Una barboncina deceduta, una presunta diagnosi di avvelenamento da topicida e una foto diffusa sui social di caditoie con una polvere bianca. Tanto è bastato a Martina Franca per scatenare, in questi giorni, una vera e propria psicosi collettiva che ha messo in allarme alcuni cittadini. La notizia della morte dell’animale da compagnia si è diffusa rapidamente nelle chat, alimentando il sospetto, forse con eccessiva precipitazione, che la causa fosse da ricercare nelle operazioni di derattizzazione condotte dalla ditta che gestisce il servizio di igiene urbana.
L’apprensione è cresciuta a dismisura quando alcuni hanno associato il tutto ad alcune immagini che ritraevano le caditoie cittadine cosparse di una sostanza bianca.

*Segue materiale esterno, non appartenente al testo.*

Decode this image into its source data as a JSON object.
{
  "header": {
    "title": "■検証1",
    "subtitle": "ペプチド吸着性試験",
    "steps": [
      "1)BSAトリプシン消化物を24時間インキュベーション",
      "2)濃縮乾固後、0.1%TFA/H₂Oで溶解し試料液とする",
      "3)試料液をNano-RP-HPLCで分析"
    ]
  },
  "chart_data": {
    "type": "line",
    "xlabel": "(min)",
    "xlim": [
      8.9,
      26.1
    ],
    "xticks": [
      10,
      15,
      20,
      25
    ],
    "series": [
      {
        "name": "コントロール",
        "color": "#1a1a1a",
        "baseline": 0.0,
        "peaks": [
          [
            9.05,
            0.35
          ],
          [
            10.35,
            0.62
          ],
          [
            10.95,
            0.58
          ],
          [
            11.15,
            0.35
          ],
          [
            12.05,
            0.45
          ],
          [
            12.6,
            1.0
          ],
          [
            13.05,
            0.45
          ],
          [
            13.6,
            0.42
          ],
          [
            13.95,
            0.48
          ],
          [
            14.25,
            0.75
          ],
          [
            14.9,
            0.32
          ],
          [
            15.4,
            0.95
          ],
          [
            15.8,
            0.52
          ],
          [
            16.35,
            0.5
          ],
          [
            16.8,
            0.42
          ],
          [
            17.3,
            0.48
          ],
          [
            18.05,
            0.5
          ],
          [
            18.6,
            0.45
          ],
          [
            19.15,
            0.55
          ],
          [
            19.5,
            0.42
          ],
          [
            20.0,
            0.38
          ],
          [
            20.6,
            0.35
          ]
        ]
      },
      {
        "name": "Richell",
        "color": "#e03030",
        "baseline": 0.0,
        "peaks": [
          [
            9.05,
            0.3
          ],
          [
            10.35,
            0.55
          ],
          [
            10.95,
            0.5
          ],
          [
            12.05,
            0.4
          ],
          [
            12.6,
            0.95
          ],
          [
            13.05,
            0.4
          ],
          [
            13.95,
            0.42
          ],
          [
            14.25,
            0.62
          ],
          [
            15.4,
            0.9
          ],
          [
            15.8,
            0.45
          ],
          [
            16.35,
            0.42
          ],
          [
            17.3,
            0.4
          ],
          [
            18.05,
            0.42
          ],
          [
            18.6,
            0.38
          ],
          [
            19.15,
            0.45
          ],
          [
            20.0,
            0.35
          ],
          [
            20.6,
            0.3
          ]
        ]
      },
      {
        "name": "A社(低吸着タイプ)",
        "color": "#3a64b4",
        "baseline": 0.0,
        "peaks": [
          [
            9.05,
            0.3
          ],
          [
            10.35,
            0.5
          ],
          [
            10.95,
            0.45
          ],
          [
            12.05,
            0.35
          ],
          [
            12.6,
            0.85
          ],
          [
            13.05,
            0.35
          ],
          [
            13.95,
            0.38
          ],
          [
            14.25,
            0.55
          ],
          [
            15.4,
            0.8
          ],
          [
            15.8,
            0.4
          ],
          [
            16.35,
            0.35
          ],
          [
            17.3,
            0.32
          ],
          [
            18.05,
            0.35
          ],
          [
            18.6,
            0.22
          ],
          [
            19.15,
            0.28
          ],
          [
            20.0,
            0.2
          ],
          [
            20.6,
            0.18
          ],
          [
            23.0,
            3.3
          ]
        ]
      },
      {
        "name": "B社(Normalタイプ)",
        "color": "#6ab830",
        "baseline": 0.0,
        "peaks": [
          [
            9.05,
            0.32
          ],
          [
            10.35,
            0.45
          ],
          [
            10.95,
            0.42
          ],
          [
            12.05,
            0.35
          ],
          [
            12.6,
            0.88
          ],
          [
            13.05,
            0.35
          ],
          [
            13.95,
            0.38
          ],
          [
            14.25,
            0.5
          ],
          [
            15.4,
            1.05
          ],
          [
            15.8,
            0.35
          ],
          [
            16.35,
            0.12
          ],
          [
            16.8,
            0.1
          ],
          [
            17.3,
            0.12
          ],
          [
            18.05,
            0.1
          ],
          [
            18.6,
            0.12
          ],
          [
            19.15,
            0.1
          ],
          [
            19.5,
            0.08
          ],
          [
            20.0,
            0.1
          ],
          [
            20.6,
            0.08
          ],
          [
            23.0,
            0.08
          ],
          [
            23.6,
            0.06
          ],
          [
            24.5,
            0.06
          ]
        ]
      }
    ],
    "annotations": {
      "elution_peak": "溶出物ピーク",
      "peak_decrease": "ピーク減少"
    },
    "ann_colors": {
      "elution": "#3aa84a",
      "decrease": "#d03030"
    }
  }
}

Di fronte all’ondata di allarmismo, divenuta presto virale, il raggruppamento di imprese composto da Gial Ambiente, Impregico e Sieco - che opera per il servizio rifiuti - è intervenuto con una nota ufficiale per fare chiarezza e bloccare sul nascere ogni tipo di polemica. La spiegazione delle aziende mira a smentire qualsiasi tipo di ipotesi di gestione pericolosa. Gli interventi di derattizzazione - si legge nella nota - vengono eseguiti mediante l’inserimento di esche costituite da zollette paraffinate a base di difenacoum e bromadiolone, collocate esclusivamente all’interno delle caditoie e griglie di fogna acqua, quindi in posti inaccessibili ad altri animali.
Vengono utilizzate esche, non polveri. Queste pastiglie, di intenso colore (rosso o blu) per segnalare la pericolosità e contenenti una sostanza amaricante che funge da repellenza per l’uomo e gli animali diversi dai ratti, sono appese con piccoli innesti di ferro all’interno delle tubazioni. Il meccanismo è mirato: «In questo modo – prosegue la nota – il topo viene attirato nel suo ambiente più congeniale, facendolo mangiare ed evitando così che salga in superficie».
Le linee bianche sulle griglie, invece, sono dovute all’uso di calce impiegata a scopo igienico; quindi, non si tratta di materiale velenoso.